If you want to calculate the real orbit of the photon, you won't be able to do that using Newton's laws. You will have to calculate that with Einstein's General Relativity. It won't be really simple, if you now started a physicist undergraduate studies, I think you could calculate this in around a half year, if you actively searches for a such solution.
If you use Newton, and aren't in a black hole or around a neutron star, the reality won't deviate too many from your calculated result.

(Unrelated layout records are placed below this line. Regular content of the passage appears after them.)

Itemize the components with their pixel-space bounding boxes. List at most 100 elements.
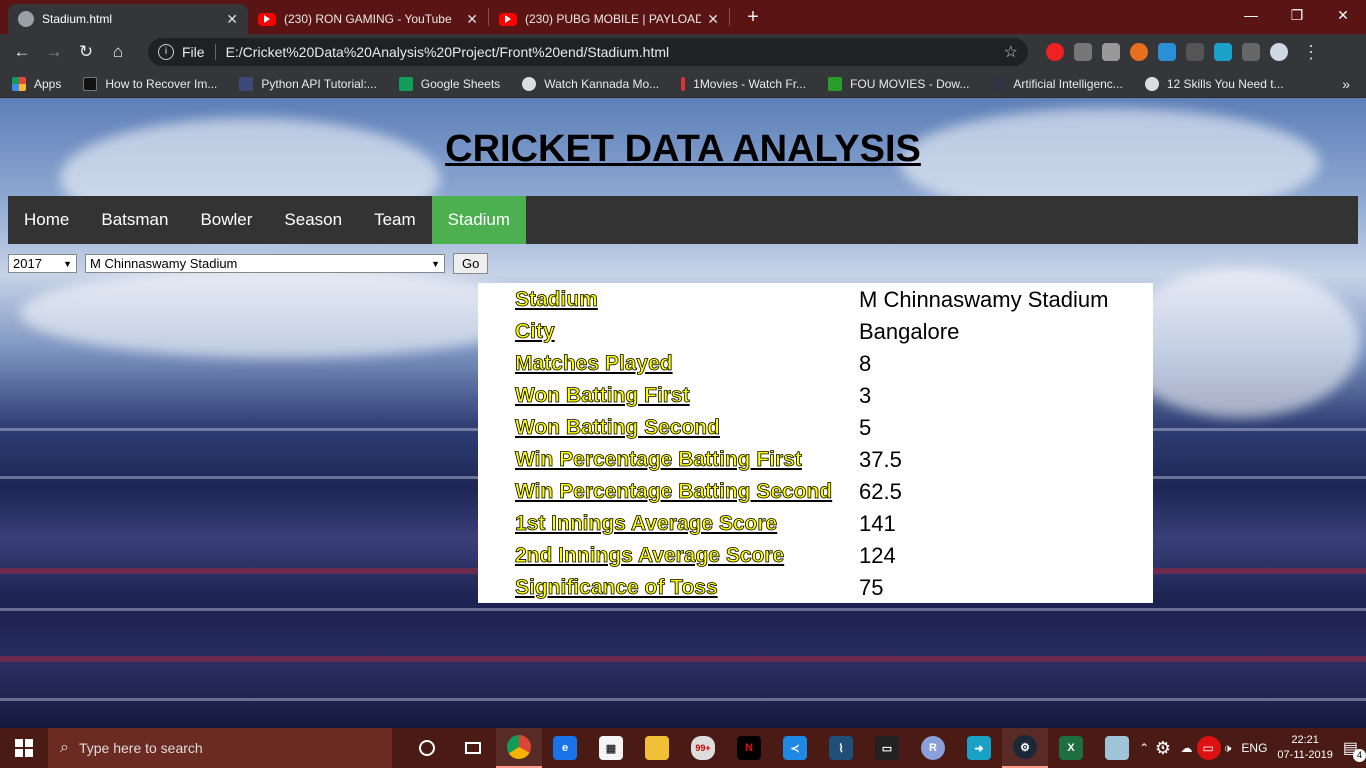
chevron-up-icon[interactable]: ⌃	[1139, 741, 1149, 755]
new-tab-button[interactable]: +	[736, 6, 770, 29]
stat-value: 124	[859, 543, 896, 568]
extensions-area	[1046, 43, 1288, 61]
file-explorer-icon[interactable]	[634, 728, 680, 768]
nav-season[interactable]: Season	[268, 196, 358, 244]
close-icon[interactable]: ✕	[466, 11, 478, 28]
start-button[interactable]	[0, 728, 48, 768]
download-icon[interactable]	[1186, 43, 1204, 61]
page-title: CRICKET DATA ANALYSIS	[445, 128, 921, 170]
battery-icon[interactable]: ▭	[1203, 741, 1214, 755]
vscode-icon[interactable]: ≺	[772, 728, 818, 768]
stats-row: 2nd Innings Average Score 124	[515, 540, 1153, 572]
extension-icon[interactable]	[1130, 43, 1148, 61]
bookmark-item[interactable]: Google Sheets	[398, 76, 501, 91]
bookmark-star-icon[interactable]: ☆	[1004, 42, 1018, 62]
stat-label: Win Percentage Batting Second	[515, 480, 833, 504]
nav-bowler[interactable]: Bowler	[184, 196, 268, 244]
cloud-icon[interactable]: ☁	[1181, 741, 1193, 755]
terminal-icon[interactable]: ▭	[864, 728, 910, 768]
bookmark-item[interactable]: 1Movies - Watch Fr...	[681, 76, 806, 91]
address-bar[interactable]: i File E:/Cricket%20Data%20Analysis%20Pr…	[148, 38, 1028, 66]
stat-value: M Chinnaswamy Stadium	[859, 287, 1109, 312]
stat-value: 141	[859, 511, 896, 536]
pdf-icon[interactable]	[1074, 43, 1092, 61]
bookmark-item[interactable]: 12 Skills You Need t...	[1144, 76, 1284, 91]
cortana-icon[interactable]	[404, 728, 450, 768]
close-icon[interactable]: ✕	[226, 11, 238, 28]
stat-value: 3	[859, 383, 872, 408]
notes-icon[interactable]	[1094, 728, 1140, 768]
stadium-select[interactable]: M Chinnaswamy Stadium ▼	[85, 254, 445, 273]
stat-label: Won Batting First	[515, 384, 690, 408]
mail-icon[interactable]: 99+	[680, 728, 726, 768]
snowflake-icon[interactable]	[1158, 43, 1176, 61]
mysql-icon[interactable]: ⌇	[818, 728, 864, 768]
close-icon[interactable]: ✕	[707, 11, 719, 28]
go-button[interactable]: Go	[453, 253, 489, 274]
notifications-icon[interactable]: ▤ 4	[1343, 738, 1366, 762]
edge-icon[interactable]: e	[542, 728, 588, 768]
stat-label: Won Batting Second	[515, 416, 721, 440]
nav-stadium[interactable]: Stadium	[431, 196, 527, 244]
shield-icon[interactable]	[1102, 43, 1120, 61]
forward-arrow-icon[interactable]: →	[38, 42, 70, 62]
reload-icon[interactable]: ↻	[70, 42, 102, 62]
store-icon[interactable]: ▦	[588, 728, 634, 768]
apps-grid-icon	[12, 76, 26, 91]
nav-team[interactable]: Team	[358, 196, 432, 244]
share-icon[interactable]	[1214, 43, 1232, 61]
excel-icon[interactable]: X	[1048, 728, 1094, 768]
year-select[interactable]: 2017 ▼	[8, 254, 77, 273]
more-bookmarks-icon[interactable]: »	[1342, 76, 1350, 92]
bookmark-label: Google Sheets	[420, 76, 501, 91]
scheme-label: File	[182, 44, 205, 60]
bookmark-item[interactable]: FOU MOVIES - Dow...	[828, 76, 970, 91]
bookmark-item[interactable]: Python API Tutorial:...	[239, 76, 377, 91]
bookmark-item[interactable]: How to Recover Im...	[83, 76, 217, 91]
restore-button[interactable]: ❐	[1274, 0, 1320, 32]
netflix-icon[interactable]: N	[726, 728, 772, 768]
home-icon[interactable]: ⌂	[102, 42, 134, 62]
profile-avatar[interactable]	[1270, 43, 1288, 61]
clock-date: 07-11-2019	[1277, 749, 1333, 761]
bookmark-item[interactable]: Watch Kannada Mo...	[522, 76, 660, 91]
bookmark-apps[interactable]: Apps	[12, 76, 62, 91]
stat-value: Bangalore	[859, 319, 960, 344]
tab-stadium[interactable]: Stadium.html ✕	[8, 4, 248, 34]
tab-title: (230) PUBG MOBILE | PAYLOAD M	[525, 12, 702, 26]
dropdown-arrow-icon: ▼	[63, 258, 72, 269]
volume-icon[interactable]: 🕩	[1224, 741, 1232, 756]
task-view-icon[interactable]	[450, 728, 496, 768]
stats-row: Win Percentage Batting First 37.5	[515, 444, 1153, 476]
steam-icon[interactable]: ⚙	[1002, 728, 1048, 768]
r-icon[interactable]: R	[910, 728, 956, 768]
bookmark-item[interactable]: Artificial Intelligenc...	[991, 76, 1123, 91]
share-app-icon[interactable]: ➜	[956, 728, 1002, 768]
cloud-shape	[20, 268, 540, 358]
bookmark-label: Watch Kannada Mo...	[544, 76, 660, 91]
chrome-icon[interactable]	[496, 728, 542, 768]
back-arrow-icon[interactable]: ←	[6, 42, 38, 62]
close-window-button[interactable]: ✕	[1320, 0, 1366, 32]
stat-label: 2nd Innings Average Score	[515, 544, 785, 568]
url-text[interactable]: E:/Cricket%20Data%20Analysis%20Project/F…	[226, 44, 1004, 60]
nav-home[interactable]: Home	[8, 196, 85, 244]
minimize-button[interactable]: —	[1228, 0, 1274, 32]
cloud-shape	[1120, 268, 1360, 418]
clock[interactable]: 22:21 07-11-2019	[1277, 733, 1332, 763]
tab-youtube-pubg[interactable]: (230) PUBG MOBILE | PAYLOAD M ✕	[489, 4, 729, 34]
filter-bar: 2017 ▼ M Chinnaswamy Stadium ▼ Go	[8, 253, 489, 274]
taskbar-search[interactable]: ⌕ Type here to search	[48, 728, 392, 768]
language-indicator[interactable]: ENG	[1241, 741, 1267, 755]
nav-batsman[interactable]: Batsman	[85, 196, 184, 244]
stat-value: 62.5	[859, 479, 902, 504]
wifi-icon[interactable]: ⌔	[1159, 741, 1170, 756]
windows-taskbar: ⌕ Type here to search e ▦ 99+ N ≺ ⌇ ▭ R …	[0, 728, 1366, 768]
code-icon[interactable]	[1242, 43, 1260, 61]
bookmark-label: Apps	[34, 76, 62, 91]
tab-youtube-ron-gaming[interactable]: (230) RON GAMING - YouTube ✕	[248, 4, 488, 34]
menu-icon[interactable]: ⋮	[1302, 42, 1320, 63]
info-icon[interactable]: i	[158, 44, 174, 60]
adblock-icon[interactable]	[1046, 43, 1064, 61]
bookmark-label: FOU MOVIES - Dow...	[850, 76, 970, 91]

A: The main point of Einstein's theory was to make gravity geometric, and particles just take the straightest path through spacetime. This means that every particle will fall at the same rate, regardless of its mass. This is what's observed in experiment, and in Newton's theory seems like an enormous coincidence: why should inertia and gravitational pull be related to the same quantity? General relativity makes it inevitable.
The point of that was to show that you can't compute an object's mass from the way it moves in a gravitational field: every mass gives the same result. A heavy object moving close to the speed of light (if you could make it go that fast) would move just like a photon.
What you can try to do instead, is look at what mass is in relativity: it's defined as the energy an object has when it is not moving (with a factor of $c^2$ to convert between units). But a photon can't be brought to rest, and all of its energy is kinetic, in a precise sense that I won't explain here. That's why we say it has zero mass. But if you only want to consider some Newtonian ideas, you'll run into trouble, because a photon can never be slowed down to make Newtonian physics valid.